Defunct American investment management and hedge fund company

Clarium Capital Management LLC was an American investment management and hedge fund company pursuing a global macro strategy. It was founded in San Francisco in 2002 by Peter Thiel, co-founder of PayPal and early investor in Facebook. Its assets under management grew to $8 billion in 2008, after which a series of unprofitable investments and client redemptions shrank that to about $350 million as of 2011.

==Function and history==
Clarium was an employee-owned firm that invests in public equity (primarily in micro-cap companies), fixed income, and hedging markets. Unlike most funds, which charge clients about a 2% management fee for their total assets invested and an additional 20% performance fee of the increase in the fund's net asset value, Clarium charged a 0% management fee and a performance fee of 25%.
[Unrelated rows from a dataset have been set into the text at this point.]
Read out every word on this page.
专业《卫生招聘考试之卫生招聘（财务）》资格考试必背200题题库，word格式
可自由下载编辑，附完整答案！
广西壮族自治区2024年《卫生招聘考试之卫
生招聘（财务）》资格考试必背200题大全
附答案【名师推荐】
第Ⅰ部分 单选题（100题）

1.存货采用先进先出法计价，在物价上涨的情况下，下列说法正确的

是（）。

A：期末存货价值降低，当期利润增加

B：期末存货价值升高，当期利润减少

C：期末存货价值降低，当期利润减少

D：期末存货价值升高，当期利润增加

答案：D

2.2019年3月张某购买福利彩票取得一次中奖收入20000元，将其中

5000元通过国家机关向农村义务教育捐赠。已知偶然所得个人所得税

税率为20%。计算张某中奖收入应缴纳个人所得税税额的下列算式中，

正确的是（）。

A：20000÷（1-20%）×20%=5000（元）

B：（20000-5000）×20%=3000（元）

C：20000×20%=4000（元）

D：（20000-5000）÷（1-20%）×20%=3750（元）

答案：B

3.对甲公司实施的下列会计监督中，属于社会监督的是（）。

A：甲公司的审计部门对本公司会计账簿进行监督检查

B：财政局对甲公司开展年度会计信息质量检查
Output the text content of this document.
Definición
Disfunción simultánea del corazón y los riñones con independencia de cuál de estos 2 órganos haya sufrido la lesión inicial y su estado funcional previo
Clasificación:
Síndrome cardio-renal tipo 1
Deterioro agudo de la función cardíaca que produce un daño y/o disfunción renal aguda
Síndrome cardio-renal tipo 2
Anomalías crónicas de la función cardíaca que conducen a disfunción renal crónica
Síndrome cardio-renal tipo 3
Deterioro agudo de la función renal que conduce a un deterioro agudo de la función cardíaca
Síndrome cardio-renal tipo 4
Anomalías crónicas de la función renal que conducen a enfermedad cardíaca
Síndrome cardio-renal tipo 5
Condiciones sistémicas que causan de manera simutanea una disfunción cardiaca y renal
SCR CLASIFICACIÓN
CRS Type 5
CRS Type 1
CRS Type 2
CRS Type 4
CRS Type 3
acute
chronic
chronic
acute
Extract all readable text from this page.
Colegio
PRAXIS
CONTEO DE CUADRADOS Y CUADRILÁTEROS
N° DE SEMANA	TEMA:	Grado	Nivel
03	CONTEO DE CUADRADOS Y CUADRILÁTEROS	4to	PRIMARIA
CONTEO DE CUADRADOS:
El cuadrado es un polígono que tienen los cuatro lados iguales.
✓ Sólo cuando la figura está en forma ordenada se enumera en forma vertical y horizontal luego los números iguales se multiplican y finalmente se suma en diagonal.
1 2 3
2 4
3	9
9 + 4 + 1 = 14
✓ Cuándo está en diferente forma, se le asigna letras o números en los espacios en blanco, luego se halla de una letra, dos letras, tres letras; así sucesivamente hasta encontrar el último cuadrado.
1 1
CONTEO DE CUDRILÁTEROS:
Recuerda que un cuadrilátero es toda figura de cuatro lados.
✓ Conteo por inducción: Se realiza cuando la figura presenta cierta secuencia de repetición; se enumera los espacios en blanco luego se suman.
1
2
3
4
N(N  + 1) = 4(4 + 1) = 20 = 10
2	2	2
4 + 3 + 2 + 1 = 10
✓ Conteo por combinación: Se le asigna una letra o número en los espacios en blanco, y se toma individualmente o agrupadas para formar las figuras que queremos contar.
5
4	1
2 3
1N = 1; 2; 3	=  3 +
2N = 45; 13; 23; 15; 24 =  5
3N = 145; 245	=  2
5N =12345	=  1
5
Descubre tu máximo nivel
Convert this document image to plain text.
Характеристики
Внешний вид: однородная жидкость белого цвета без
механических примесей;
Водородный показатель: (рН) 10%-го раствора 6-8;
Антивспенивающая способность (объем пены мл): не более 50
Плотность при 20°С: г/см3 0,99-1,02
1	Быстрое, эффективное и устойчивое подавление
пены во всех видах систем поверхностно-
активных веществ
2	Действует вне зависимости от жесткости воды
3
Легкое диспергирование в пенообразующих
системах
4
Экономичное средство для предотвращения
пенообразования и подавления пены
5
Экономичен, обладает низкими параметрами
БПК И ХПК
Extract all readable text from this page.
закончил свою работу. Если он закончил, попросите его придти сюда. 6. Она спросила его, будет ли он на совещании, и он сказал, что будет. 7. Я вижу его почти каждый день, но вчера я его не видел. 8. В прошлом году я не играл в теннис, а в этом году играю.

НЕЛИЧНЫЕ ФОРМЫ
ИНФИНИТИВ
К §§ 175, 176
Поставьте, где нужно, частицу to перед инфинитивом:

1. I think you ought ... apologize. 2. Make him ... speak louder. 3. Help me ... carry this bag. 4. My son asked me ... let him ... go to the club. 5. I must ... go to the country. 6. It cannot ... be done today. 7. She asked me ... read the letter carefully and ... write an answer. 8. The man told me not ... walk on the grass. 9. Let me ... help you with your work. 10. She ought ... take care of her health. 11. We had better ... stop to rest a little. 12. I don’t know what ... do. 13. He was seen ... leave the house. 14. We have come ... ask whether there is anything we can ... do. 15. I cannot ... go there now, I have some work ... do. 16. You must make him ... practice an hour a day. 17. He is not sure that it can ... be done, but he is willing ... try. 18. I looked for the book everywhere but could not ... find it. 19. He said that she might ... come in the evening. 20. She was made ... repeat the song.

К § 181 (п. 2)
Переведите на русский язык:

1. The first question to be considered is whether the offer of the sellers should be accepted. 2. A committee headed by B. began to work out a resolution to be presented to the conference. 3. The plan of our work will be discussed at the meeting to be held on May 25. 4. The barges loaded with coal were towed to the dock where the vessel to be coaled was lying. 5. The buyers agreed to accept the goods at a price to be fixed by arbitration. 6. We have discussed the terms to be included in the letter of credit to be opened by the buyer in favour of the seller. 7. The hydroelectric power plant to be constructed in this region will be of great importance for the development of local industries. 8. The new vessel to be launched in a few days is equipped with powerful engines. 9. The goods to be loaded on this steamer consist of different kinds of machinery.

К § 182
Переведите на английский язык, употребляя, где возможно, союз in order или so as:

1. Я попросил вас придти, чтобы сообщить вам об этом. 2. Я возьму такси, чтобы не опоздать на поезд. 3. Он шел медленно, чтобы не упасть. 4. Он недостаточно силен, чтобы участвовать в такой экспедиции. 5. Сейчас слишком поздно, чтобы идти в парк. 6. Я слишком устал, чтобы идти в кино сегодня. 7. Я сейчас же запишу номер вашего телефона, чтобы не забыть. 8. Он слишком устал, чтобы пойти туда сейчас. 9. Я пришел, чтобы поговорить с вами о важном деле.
The company stopped working while Thiel worked at PayPal and resumed in 2002. In 2008, Clarium moved its headquarters from San Francisco to New York City. In June 2010 Thiel closed the New York office to consolidate the company into one location at its San Francisco office. By 2011, the company had shrunk by 90%. It was considered defunct by 2013.

==Performance==
===2002===
Clarium's 2002 performance, a series of correct bets in the energy markets that global demand would cause an oil shortage, was described by a 2009 Wall Street Journal article as "impressive".

===2008-2010===
Clarium was down 4.5% in 2008, down 25% in 2009, and down 23% in 2010. For the first half of 2008, the fund had a YTD return of 57.9%. At the start of 2008, the fund had $4 billion in assets under management (AUM), raised to $7.8 billion in June 2008, then dropped to $1.5 billion in July 2009, after investors withdrew money from the fund. It lost most of its value in 2008 on large bets that the US dollar would fall, and AUM reached $681 million in December 2010.